My Bitchilization gerls..
jannah
lynn
nana
azi
siti nur rumaishah

My INNOVA frens..
vicky
siti farhanum
jacinda
iris
sufina
leea aka kakak lay-ah
usha

My frens..
nurul huda
richard
faezah
hafiz-kat
atin



MY AFFILIATIONS
Orchid Park Wind Orhestra
Orchid Park Alumni Winds


Monday, October 30, 2006

im sad to the max ppl...klah not to the max but im just very sad.. i heard a very depressing news frm my fren well of course about teddy.. sorry ppl that i keep in talking about teddy.. its just dat since its my blog i have to write about my real feelings.. i cant express this to anione else in proper except with my frens of course.. aniways i duno how to say it.. im scared that teddy will noe that im talking abt him.. okae aniway! im sad that i got to noe that teddy might leave me.. im so damn sad after knowing that he might wan to go and leave me.. please dun leave me teddy.. i will miss u badly if u leave me.. haiz!

but its just a small probability that he will go.. but still.. kat's fren said that i shud just support him with his decision.. yar hes true that i have to support him lah but still its better that he just stay..

okae! tata!

you are a priority..dun make me ur option instead
11:24 PM;

Saturday, October 28, 2006

hehe! hello ppl... i actually didnt plan to update my blog.. but im just bored so i just update sth lah.. aniways today i had pw in sch! WTH?! its saturday but i still have to go sch.. no life seh.. but wat to do for pw sake.. i really wanna score well for it.. cmon ar.. we put in so much efforts.. okae! stop talking abt sch..
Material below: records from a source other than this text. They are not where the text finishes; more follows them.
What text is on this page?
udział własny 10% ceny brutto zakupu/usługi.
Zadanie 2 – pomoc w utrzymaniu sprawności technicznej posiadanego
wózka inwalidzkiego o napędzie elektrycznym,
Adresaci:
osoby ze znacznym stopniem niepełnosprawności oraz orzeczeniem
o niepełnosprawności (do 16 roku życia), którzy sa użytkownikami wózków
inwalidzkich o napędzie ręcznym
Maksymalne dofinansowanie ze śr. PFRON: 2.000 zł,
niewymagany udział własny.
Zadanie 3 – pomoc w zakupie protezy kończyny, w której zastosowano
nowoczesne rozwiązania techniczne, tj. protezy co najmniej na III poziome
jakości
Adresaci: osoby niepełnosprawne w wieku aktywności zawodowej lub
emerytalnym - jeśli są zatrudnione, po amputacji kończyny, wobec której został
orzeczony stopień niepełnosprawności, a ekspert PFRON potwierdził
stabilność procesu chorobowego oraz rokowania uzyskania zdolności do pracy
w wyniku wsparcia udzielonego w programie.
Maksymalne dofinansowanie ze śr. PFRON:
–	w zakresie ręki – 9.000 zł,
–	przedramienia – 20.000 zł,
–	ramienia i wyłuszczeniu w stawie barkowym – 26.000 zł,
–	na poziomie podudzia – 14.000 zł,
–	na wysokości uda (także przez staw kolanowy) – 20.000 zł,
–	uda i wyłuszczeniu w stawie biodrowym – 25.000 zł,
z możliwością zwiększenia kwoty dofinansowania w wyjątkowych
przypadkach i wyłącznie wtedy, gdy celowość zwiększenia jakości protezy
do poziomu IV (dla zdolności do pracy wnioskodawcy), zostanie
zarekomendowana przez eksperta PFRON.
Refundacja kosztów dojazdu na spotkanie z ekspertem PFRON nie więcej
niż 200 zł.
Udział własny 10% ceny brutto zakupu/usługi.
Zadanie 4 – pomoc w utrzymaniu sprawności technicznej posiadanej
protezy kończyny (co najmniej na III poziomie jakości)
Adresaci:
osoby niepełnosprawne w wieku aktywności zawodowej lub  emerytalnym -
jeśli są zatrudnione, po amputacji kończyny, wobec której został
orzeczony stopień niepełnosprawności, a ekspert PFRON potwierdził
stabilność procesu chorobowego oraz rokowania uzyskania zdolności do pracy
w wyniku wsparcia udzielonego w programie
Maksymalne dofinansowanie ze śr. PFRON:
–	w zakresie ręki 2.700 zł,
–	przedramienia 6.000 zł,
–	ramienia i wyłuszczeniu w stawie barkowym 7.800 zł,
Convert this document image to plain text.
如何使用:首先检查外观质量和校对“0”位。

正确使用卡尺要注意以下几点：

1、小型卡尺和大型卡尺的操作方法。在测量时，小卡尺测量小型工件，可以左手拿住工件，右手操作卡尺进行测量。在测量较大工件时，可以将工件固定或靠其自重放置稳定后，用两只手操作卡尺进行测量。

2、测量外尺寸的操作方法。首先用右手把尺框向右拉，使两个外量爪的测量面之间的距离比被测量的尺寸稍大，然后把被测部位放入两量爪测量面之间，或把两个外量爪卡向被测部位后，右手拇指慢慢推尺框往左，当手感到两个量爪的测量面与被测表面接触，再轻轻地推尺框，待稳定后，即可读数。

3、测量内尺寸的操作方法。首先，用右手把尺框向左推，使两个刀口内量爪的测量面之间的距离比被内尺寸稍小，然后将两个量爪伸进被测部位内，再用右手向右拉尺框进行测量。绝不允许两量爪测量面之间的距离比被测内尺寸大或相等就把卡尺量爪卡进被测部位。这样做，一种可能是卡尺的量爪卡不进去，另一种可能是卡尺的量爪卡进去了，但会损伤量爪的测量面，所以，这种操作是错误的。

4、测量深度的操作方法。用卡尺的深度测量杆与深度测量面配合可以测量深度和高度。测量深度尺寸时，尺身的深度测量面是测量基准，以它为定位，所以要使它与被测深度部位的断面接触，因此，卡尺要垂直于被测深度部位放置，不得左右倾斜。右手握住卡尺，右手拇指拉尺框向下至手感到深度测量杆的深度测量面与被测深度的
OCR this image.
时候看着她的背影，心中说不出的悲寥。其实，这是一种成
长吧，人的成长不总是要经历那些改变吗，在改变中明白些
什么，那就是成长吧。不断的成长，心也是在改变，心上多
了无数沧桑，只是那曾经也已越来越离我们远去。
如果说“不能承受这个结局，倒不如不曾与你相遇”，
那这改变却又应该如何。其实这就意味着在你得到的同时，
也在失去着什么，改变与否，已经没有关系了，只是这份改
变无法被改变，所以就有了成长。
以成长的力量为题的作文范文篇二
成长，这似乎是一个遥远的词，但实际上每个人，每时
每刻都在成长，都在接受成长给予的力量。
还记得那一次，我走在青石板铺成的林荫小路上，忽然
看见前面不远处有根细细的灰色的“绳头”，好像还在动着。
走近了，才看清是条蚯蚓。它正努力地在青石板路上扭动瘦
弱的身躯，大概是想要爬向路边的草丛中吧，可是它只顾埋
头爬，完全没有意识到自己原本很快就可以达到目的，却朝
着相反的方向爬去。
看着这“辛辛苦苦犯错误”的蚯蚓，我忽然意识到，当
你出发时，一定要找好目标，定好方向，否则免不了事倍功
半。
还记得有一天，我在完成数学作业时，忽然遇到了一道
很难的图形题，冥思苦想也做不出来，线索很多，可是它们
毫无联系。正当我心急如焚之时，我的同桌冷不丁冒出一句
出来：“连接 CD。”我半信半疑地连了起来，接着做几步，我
so wat am i supposed to talk about??errrrrrrrrrrrrrrrr............ okae.. ytd i went to watch a 150 inch "life TV".. hehe.. i bet u duno wat im talking about rite.. (its a secret code)..
aniways.,after had a chat with kat's fren hafis, i tink hes rite.. so datz y im nt as moody as the previous post.. i shud just take things slowly.. okae!

for rayer, i wan to go out with all my frens frm innova, my bitchalisation sisters, band frens and also my pri sch frens.. but i dunoe whether i can cover everyone in time.. but of course i will like to go to teddy's hse for rayer... hehe! i just hope we can go jln rayer together2.. looking forward to it..

nxt week will be a damn busy week for me.. 'A' level mother tongue and also pw.. hopefully i will be free by nxt2 week.. cos i want to jln rayer with my booboo frens.. i lap them! and of course teddy..hehe! and i alsowanna go sentosa.. i wan to swim.. long time seh nvr go swim.. wen was the last time i went out to go swim? cant remember actually.. i really wanna go sentosa..with errr...if gt teddy will be better actually.. but if other frens oso can.. pls!!

kkkkk....bye2! tata!

p.s: please tag my blog anione..im so bored..pls talk to me..hehe..even if i duno u..booboo!

you are a priority..dun make me ur option instead
6:06 AM;

Thursday, October 26, 2006

haiz.. im just feeling very sad today.. dunoe how to explain it to ppl but its just a feeling that me myself couldnt even understand. is it about teddy? ppl, am i thinking of teddy too much? i noe its nt a good sign as it seems as though im obsessed with him.. im not obsessed over him k? its just dat at this point of time i tink i really nid sumone by my side.. and i can see teddy as the perfect candidate for it.. im not up for perfection..im ook with anything.. well cmon..im a person who gives chance very easily..cause i believe in it.. aniway, where was i? okae.. i just think im feeling very down lately maybe because im thinking about this.. ppl may think im happy wen i see teddy..well of course im very happy..but i cant do much.. i cant go infront of him and just confess it straight to his face.. im not dat type of person.. i rather want it to be natural even without any hint from anyone to him. i noe i might be fighting a losing battle or wat ever it is lah.. i noe its useless to create high hopes wen its obvious that i cant achieve it.. look at the state im at now.. but i still thank GOD for the blessings that i received.. im promoted to JC2.. well done lydia!
aniways, back to where i stopped.. actually im on no mood to continue.. will update soon! sorry pppl...im not my usual self.. i really want my cheerful-ness to cum back..im sure the old lydia will cum back soon.. till then, i will try to sort out my feelings and my wants.. bye..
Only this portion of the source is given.